In 1974, the Massachusetts legislature defined
an unborn child as "the individual human life in existence and developing from fertilization until birth." The same public body is now overruling
Governor Mitt Romney's objection to a change in that definition. Hereafter, Massachusetts' unborn children will come into legal existence upon "implantation . . . in the uterus."
This reassessment arises not in reaction to new scientific light on the early stages of human life. Neither does it represent a general response to constituents' shifting religious and moral beliefs. Rather, the representatives have decided that our concept of human life must make way for the march of medical research on embryonic stem cells, for the time being. Individuals, in short, now find their intrinsic worth in competition with alternative sources of value as a matter of government policy.

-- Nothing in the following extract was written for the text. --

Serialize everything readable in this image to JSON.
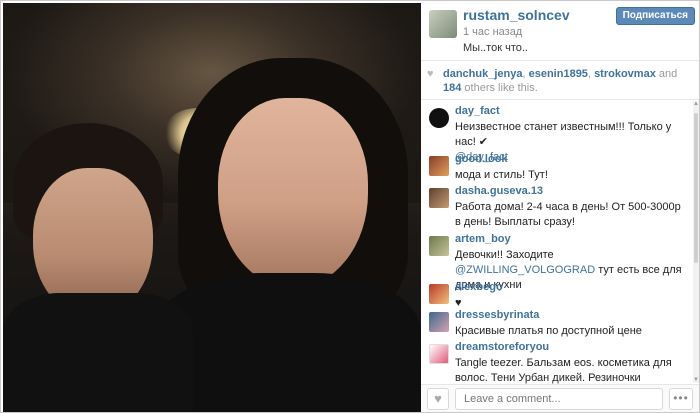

Intrinsic human worth may not dominate the scales during other lifecycle stages for long, either. One indication
of the slide
is the British judiciary's
hearing arguments concerning a problem that arises from government-funded healthcare: deciding whether the patient or the doctor/public has the final say on when to cease care.
As the lawyer representing the General Medical Council stated, "a doctor should never be required to provide a particular form of treatment to a patient which he does not consider clinically appropriate." Instead, in a "joint decision-making" process, the doctor should provide a menu of "appropriate" courses of action from which the patient may choose. The lawyer for the National Health Service noted that the doctor should compile the list of options "having regard to the efficient allocation of resources." It may not be appropriate, in other words, for treatment to include a hospital bed and the expensive attention and technology associated with it.
When the government encourages expectations of "cradle to grave" care, the focus of major decisions shifts from humans' dealing with the contingencies of life to society's managing human beings. An ailing patient can weigh every consideration related to his or her own life and choose, or not, self-sacrifice for things that he or she values whether personal dignity or the preservation of savings for a family's well-being. When the authority ultimately rests with the public, however, this opportunity translates into a judgment of comparative value between citizens. There is a bottom line to balance, and it helps to exclude patients who cannot move sustenance to their digestive systems, for example.
Unfortunately, it is all too easy to ignore the fact that denial of food and water results in death for the healthy no less than the ill. With the confidence of people who have not yet witnessed the twists and turns of the future, many scoff at the notion that trims around the edges of life might expand beyond its beginning and end. Medical scientists' increasingly miraculous promises, however, are accompanied by profound uncertainty about their effects on society.
Cambridge University biogerontologist Aubrey de Grey, who believes that technology will soon allow for "indefinite lifespans," dismisses concerns about that uncertainty by stating simply, "If you can't make a case that the problems outweigh 100,000 deaths a day, don't waste my time." A number that massive on one end of the scale is sufficient not only to overbalance all concerns, but also to transform universal healthcare (i.e., the ever-evolving and perennial immortality treatment) into a moral imperative. Indeed, in the interview with Glenn Reynolds
in which de Grey set his high bar for objections, he stated precisely that.
None can confidently predict the consequences of this combination of an insurmountable value and collective management. One can worry, though, about the criteria that might place a person outside of "universal healthcare" in order to ensure "efficient allocation of resources." One can also imagine the unfortunate situations of people who, in fact or perception, dash visions of forever bodies.
Already, the keepers of our public policy can feel the beguiling swirls of pressure. In a recent post on Instapundit.com
, Reynolds cast the Massachusetts stem cell debate unfavorably for conservative Republicans: "if stem cell research creates promising treatments or cures, they'll look like they held them back. And if it doesn't do so, they'll be blamed for preventing it."
By contrast, those willing to discard moral assessments for the emotionally easier policy can always cite their good intentions. And when good intentions do not meet the economic or social needs of scientists' promises, the option remains to redefine the boundaries of culpable harm, or even of life. A government that can decide when to acknowledge the proverbial cradle can define the proverbial grave at which its responsibilities to constituents end, after all.